On the basis of this observation, the question can be posed: what exactly can PM extract from event logs? In our case, without prior knowledge of the TCP protocol and preprocessing the packet data prior to adding them to the event log, the information of C/S and stages will be lost, resulting in a greater number of loops in mined modesl and a greater degree of difficulty for the analysis.

6 Conformance Checking

Normal BruteForce DoS Heartbleed CoolDisk Dropbox PortscanNmap Web Botnet_ARES Port_Scan_DDos
1 1 1 1 1 1 1 1 1 1
Table 5: Fitness scores of conformance checking.
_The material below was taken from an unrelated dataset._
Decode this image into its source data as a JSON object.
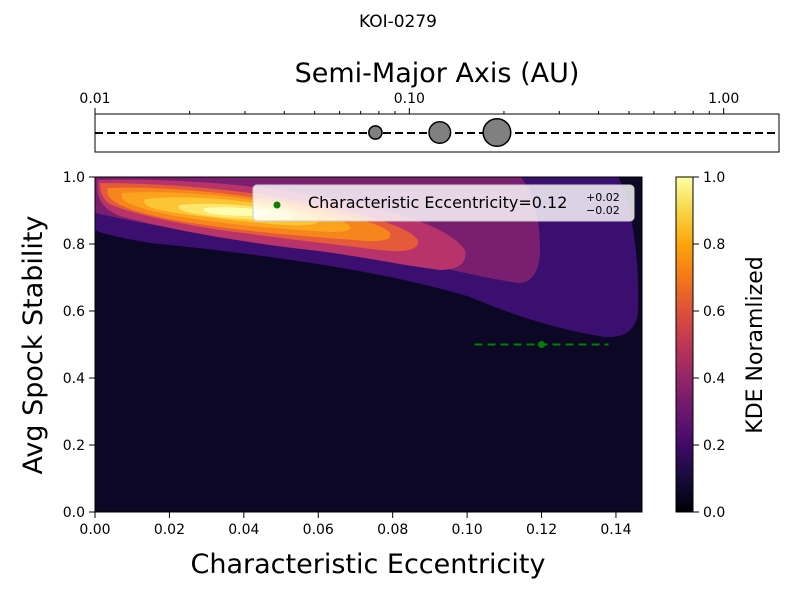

Using the inductive models which is mined with a 20k event log (the same event log from setup 5), we performed conformance checking and calculate the fitness score with ProM. A score of 1 indicates that all cases perfectly match the process model; otherwise, the score will be less than 1. The method for performing conformance testing is described in detail in [rozinat2008conformance]. The average fitness scores for multiple setups are displayed in Table 5. Using a 20k-case event log, we mine the normal process model; then, we perform conformance checking with various categories including another normal log and all attacks. The normal column represents the fitness score of an additional subset distinct from the one used to generate the model. On Zenodo, all preprocessed data will be accessible111

As all cases exhibit perfect model fit, it is impossible to identify the anomaly. Observable traces are a limitation of related works that mine the normal model from only a few dozens or hundreds of cases, resulting in a relatively accurate model. However, network flows can be significantly more complex; therefore, mining a process model from deviated flows will result in a significantly more general model. As long as the flows are being routed on the network, regardless of whether they are attacks or normal traffic, they always comply with TCP, and attacks typically do not exploit the protocol itself. We believe that the frequency distribution of transitions is more crucial for anomaly detection in IDS. An anomaly may not be viewed as a particular transitional change, but rather as the global frequency structure.

7 Conclusion

We believe that using PM and conformance checking directly for network intrusion detection is ineffective. We compare models, and based on our observations, we know that it is difficult to detect anomalies due to the generality of the process model. In addition, we explained why using PM for network traffic anomaly detection is ineffective. A benefit of PM is that it encodes the global process structure, allowing parallelism to be discovered. This may be important for detecting distributed denial of service (DDoS), Botnet, and brute force attacks.